Thoughts on "Mean Girls" Ten Years Later

            On April 30, 2004, audiences were introduced to a movie about high school, its ups and downs and the people who make your high school experience what it is. From its eclectic blend of characters, to its memorable soundtrack, to its treasure trove of quotes,  “Mean Girls,” has cemented what is sure to be a lasting place in American popular culture. The movie catalyzed the careers of women like Amanda Seyfried and Rachel McAdams, who today both enjoy household-name status, and is regarded as one of Lindsay Lohan’s best roles. It also gave Saturday Night Live veteran Tina Fey a chance to show off her movie-making skills as a screenwriter.

            Now, ten years later, you’d be hard pressed to find someone who hasn’t heard of “Mean Girls” and, at times, the movie can be a bit difficult to escape, for better or for worse. There are few movies that I watch every time I see that they are on television, and even fewer that I can quote almost exactly from beginning to end. I am currently preparing for a dance show that is “Mean Girls”-themed and even prior to the tenth anniversary of the movie’s release, on any given day I could find a daily dose of “Mean Girls” references by scrolling through Facebook, Instagram or Tumblr.
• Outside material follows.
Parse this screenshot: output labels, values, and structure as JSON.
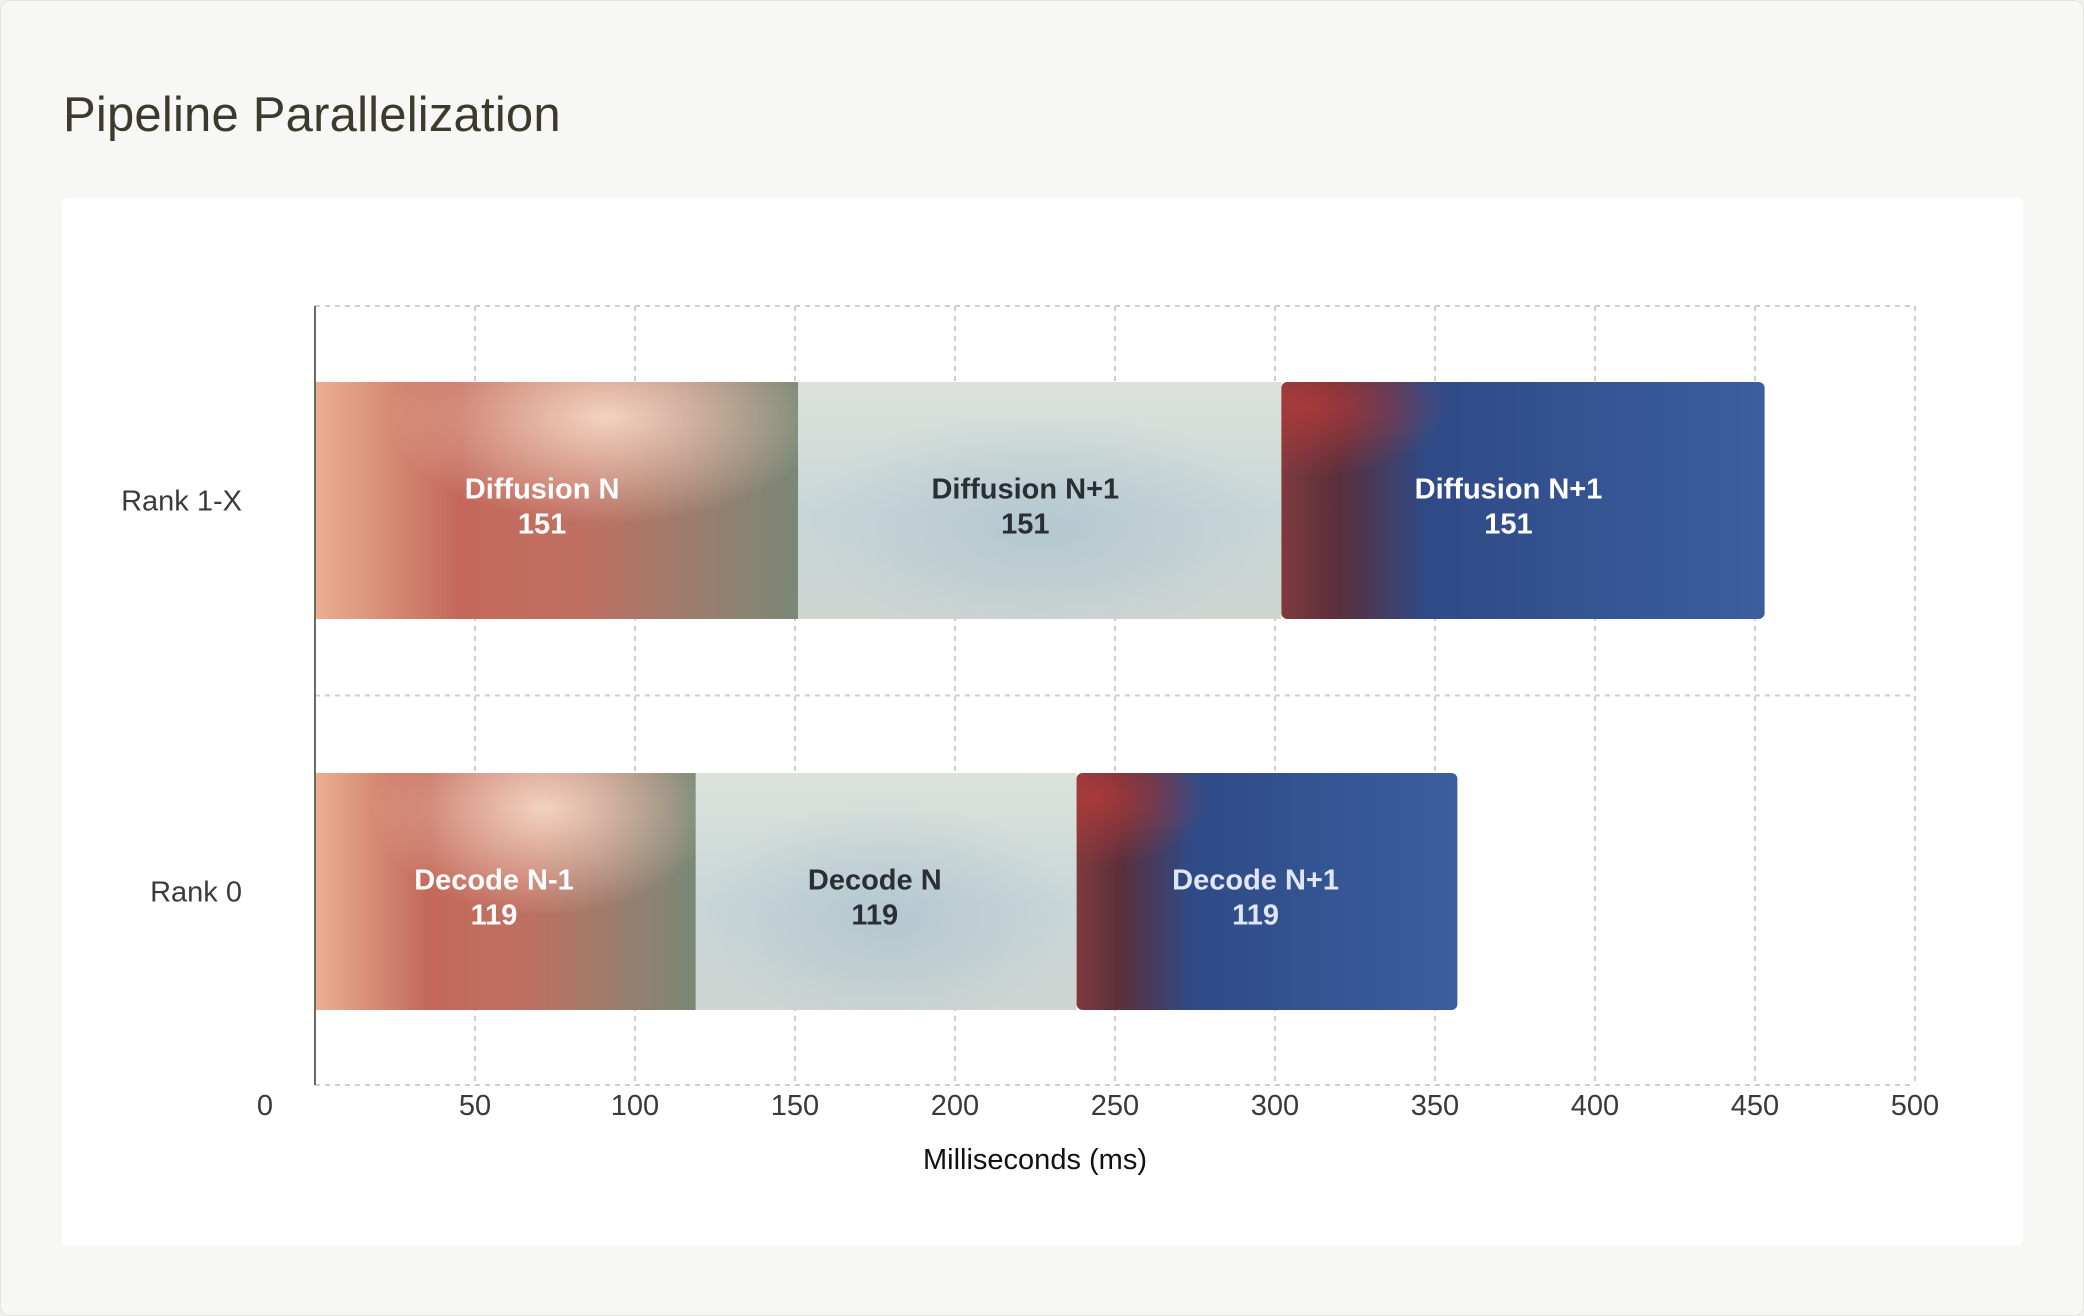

Variations of words like “fetch” and “grool” and phrases like “You can’t sit with us,” or “On Wednesdays we wear pink,” are used frequently with the hallmark attitude that helped to make “Mean Girls.”
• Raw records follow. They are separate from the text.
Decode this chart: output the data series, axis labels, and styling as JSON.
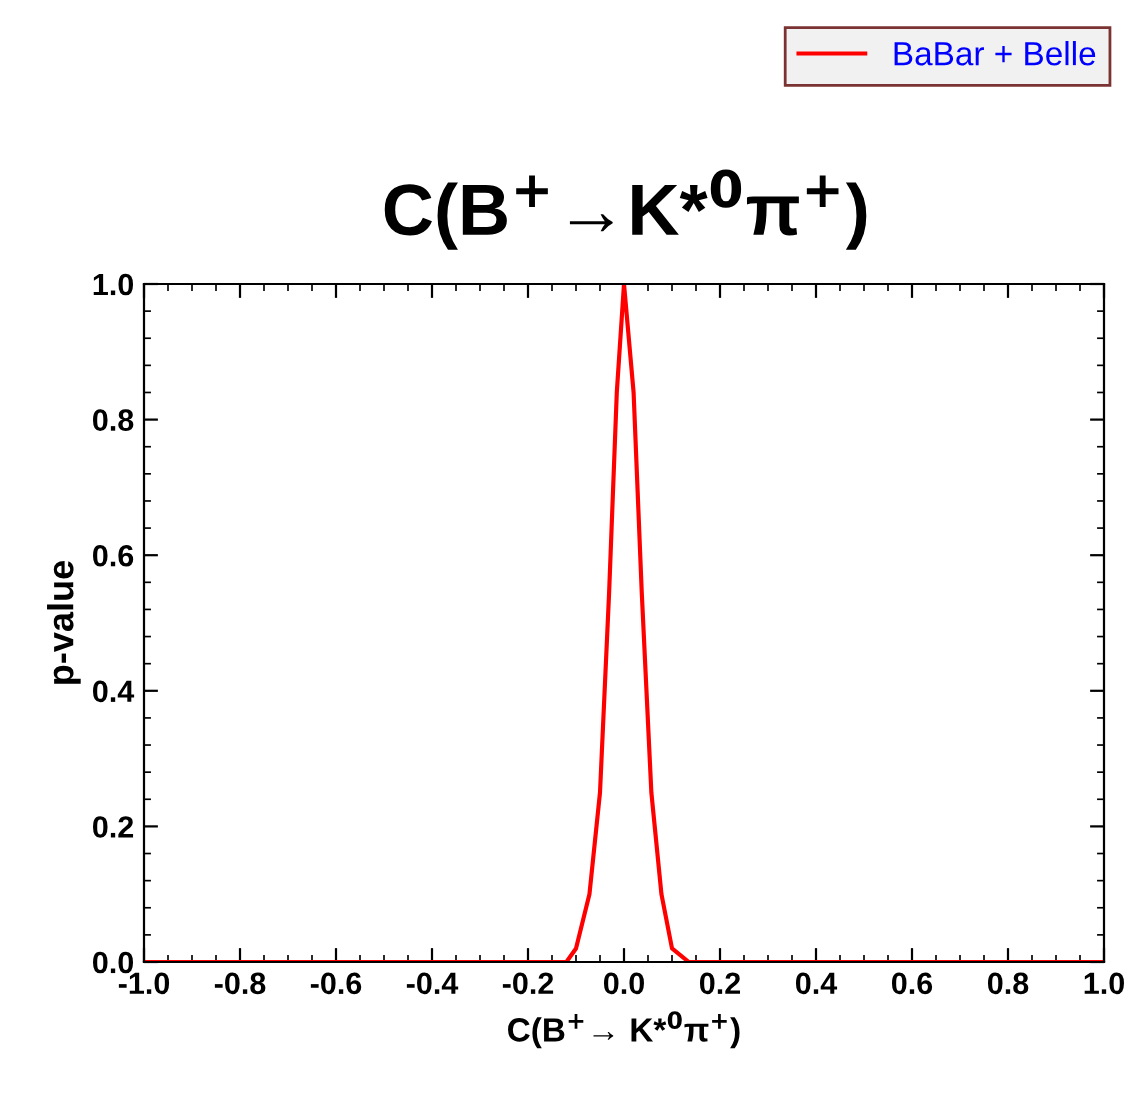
{
  "chart_data": {
    "type": "line",
    "title": "C(B$^{+}$→K*$^{0}$π$^{+}$)",
    "xlabel": "C(B$^{+}$→ K*$^{0}$π$^{+}$)",
    "ylabel": "p-value",
    "xlim": [
      -1.0,
      1.0
    ],
    "ylim": [
      0.0,
      1.0
    ],
    "xticks": [
      {
        "value": -1.0,
        "label": "-1.0"
      },
      {
        "value": -0.8,
        "label": "-0.8"
      },
      {
        "value": -0.6,
        "label": "-0.6"
      },
      {
        "value": -0.4,
        "label": "-0.4"
      },
      {
        "value": -0.2,
        "label": "-0.2"
      },
      {
        "value": 0,
        "label": "0.0"
      },
      {
        "value": 0.2,
        "label": "0.2"
      },
      {
        "value": 0.4,
        "label": "0.4"
      },
      {
        "value": 0.6,
        "label": "0.6"
      },
      {
        "value": 0.8,
        "label": "0.8"
      },
      {
        "value": 1.0,
        "label": "1.0"
      }
    ],
    "yticks": [
      {
        "value": 0,
        "label": "0.0"
      },
      {
        "value": 0.2,
        "label": "0.2"
      },
      {
        "value": 0.4,
        "label": "0.4"
      },
      {
        "value": 0.6,
        "label": "0.6"
      },
      {
        "value": 0.8,
        "label": "0.8"
      },
      {
        "value": 1.0,
        "label": "1.0"
      }
    ],
    "grid": false,
    "legend": "top right",
    "marker": "none",
    "line_style": "solid",
    "series": [
      {
        "name": "BaBar + Belle",
        "color": "#ff0000",
        "x": [
          -1.0,
          -0.2,
          -0.12,
          -0.1,
          -0.072,
          -0.05,
          -0.031,
          -0.015,
          0.0,
          0.02,
          0.037,
          0.057,
          0.078,
          0.1,
          0.135,
          0.2,
          1.0
        ],
        "values": [
          0,
          0,
          0,
          0.02,
          0.1,
          0.25,
          0.545,
          0.84,
          1.0,
          0.84,
          0.545,
          0.25,
          0.1,
          0.02,
          0,
          0,
          0
        ]
      }
    ]
  }
}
            But beyond that, “Mean Girls” served a special purpose for a generation, my generation. It is to us what movies like “Sixteen Candles,” and “Ferris Bueller’s Day Off,” were to our parents—a glimpse into the spontaneous, comical, and at times profound mind of a high school aged teenager. In an interview with “Weekend Warrior,” Tina Fey said, "Adults find [“Mean Girls”] funny. They are the ones who are laughing. Young girls watch it like a reality show. It's much too close to their real experiences so they are not exactly guffawing." As an almost twenty-something who is more than two years out of high school, I can definitely agree with Fey’s statement. As an adult, to me, “Mean Girls,” is hilarious, because it was true. But as a teenager, this truthfulness was real enough to make me squirm. Despite the movie being a very obvious satire of the high school experience, I would be lying if I were to say that I didn’t fall victim to or indulge in any mean girl-esque behavior. I’m sure that many of my peers will agree. We all knew (or possibly were) a Cady Heron, a Regina George, a Gretchen Wieners, a Janis Ian, or even a Damien or Kevin Gnapoor.  The movie explored some of the most transcendent themes of adolescence: competition, insecurity, revenge and feeling alone. And within the exploration of those themes was the revelation that even when you feel alone you aren’t alone, that most problems can be solved with honesty, and that sometimes, all you can do is solve the problem in front of you no matter what else is going on in your life. In a world where it has become the norm to see catty backstabbing behavior and fighting, sometimes with little to no resolution, “Mean Girls” with all of its back biting and rumor-spreading can be a breath of fresh air. Beneath its humor is a story of how people relate to each other, how our insecurities can bring out the worst in us, but ultimately, how the right set of friends and the right mindset can bring out the best in us. For a movie to have had the lasting impact that “Mean Girls” has had is a milestone, and maybe in another 10 years, we will be praising another movie for making a cultural impact of equal or greater intensity. Until then, when it comes to the amount of ways “Mean Girls” can touch lives and inspire laughter, tears, and thoughts alike, the limit does not exist!